Ein Viertel der Bezugsberechtigten des sozialen Mindesteinkommens steht in einem Arbeitsverhältnis, das wegen ihres schwachen Profils nur ein geringes Einkommen abwirft. Aufgrund der hohen Lebenskosten im Lande schaffen es diese Personen nicht, mit diesem Einkommen über die Runden zu kommen. Zu den weiteren Begünstigten des Mindesteinkommens zählen Arbeitslose, auch ehemals Selbstständige, Suchtkranke oder psychisch Beeinträchtigte.

Dank der Maßnahmen der Sozialdienste ist laut einer Studie des Landesstatistikinstituts ASTAT die Anzahl der Familien, die in einer Situation von Armutsrisiko stehen, um 8,1 Prozentpunkte gesunken, und zwar von 24,7 auf 16,6 Prozent.

„Wir werden bei der Ausbildung der Fachkräfte an den Schrauben drehen müssen!“ Luca Critelli

Ist das Mindesteinkommen also die Lösung oder doch das staatliche Bürgereinkommen?

Der „reddito di cittadinanza“, also das staatliche Bürgereinkommen, soll es den Menschen ermöglichen, für das Nötigste aufzukommen, welches in Südtirol aber schon vom bisherigen sozialen Grundeinkommen des Landes geleistet wird. Auch ist das System des Mindesteinkommens des Landes, das aus den 70er-Jahren stammt, bedeutend einfacher in Bezug auf die zu beachtenden Regeln als das System rund um die staatliche Mindestsicherung. Außerdem gewährleistet das Mindesteinkommen des Landes eine bessere Unterstützung.

 

Welche Herausforderungen stehen dem Sozialwesen künftig bevor?

Allem voran heißt es nun, eine Strategie für ein System zu entwickeln, das wir zeitnah und flexibel an die Bedürfnisse des Momentes anpassen können. In allen Bereichen sollten wir die Art der Leistungen ausbauen. So könnten nämlich die Maßnahmen zielgerichteter und auch weniger kostenintensiv werden – im Gegensatz dazu, wie es aktuell der Fall ist. Sehr wichtig finde ich es, noch mehr auf die Vorbeugung eines Phänomens zu achten. Vor 30 Jahren etwa wurden die alten Menschen in ihren Familien, von einer Hauspflegekraft oder in den Altenheimen versorgt. Heute gibt es mehr Möglichkeiten: Sie reichen von den privaten Haushaltshilfen, den sogenannten Badanti, der Tagespflege, das begleitete und das betreute Wohnen, die Hauspflege bis hin zum Seniorenwohnheim.
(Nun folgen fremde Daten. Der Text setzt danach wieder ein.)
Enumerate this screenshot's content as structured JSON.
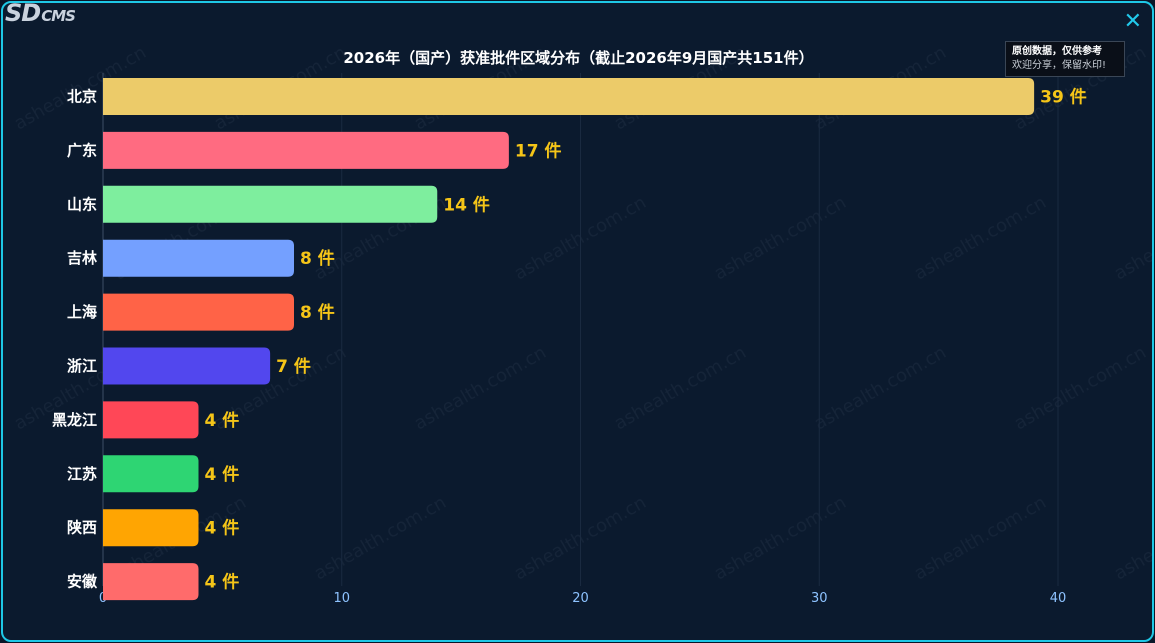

Dasselbe gilt für die Betreuung von Menschen mit Beeinträchtigung: Auch hier gibt es heute mehr Optionen: Jenseits der Familie, des Heimes und der Behindertenwerkstätte sind behinderte Personen heute auch als Arbeitskräfte in Unternehmen integriert.

Eine weitere Herausforderung liegt in der Personalsuche. Heute ist es nicht nur in Bozen schwierig, Fachkräfte für die sozialen Dienste zu finden, auch in den Tälern Südtirols ist das zunehmend so. Hier stellt sich sicherlich auch die Frage der Entlohnung. Hinzu kommt, dass Nachbarländer wie die Schweiz und Deutschland mit uns im Wettbewerb um diese Fachkräfte stehen. Sicher: Wir holen unsererseits Mitarbeiter aus anderen Regionen nach Südtirol, haben aber dann das Problem, dass diese oft nicht zweisprachig sind.

Wir werden bei der Ausbildung der Fachkräfte an den Schrauben drehen müssen! Personen im Alter zwischen 30 und 40 Jahren, die es nach einer Reihe von Berufserfahrungen in Erwägung ziehen, in die Welt der Pflege und Betreuung zu wechseln – das ist die Zielgruppe, die wir im Auge haben. Auch sollten wir dafür sorgen, dass es für Frauen mehr diesbezügliche Arbeitsmöglichkeiten in der Nähe des jeweiligen Wohnsitzes gibt, damit sie leichter einer Tätigkeit im Sozialwesen nachgehen können. Schließlich sind sie es, die hier 85 Prozent der Beschäftigten ausmachen.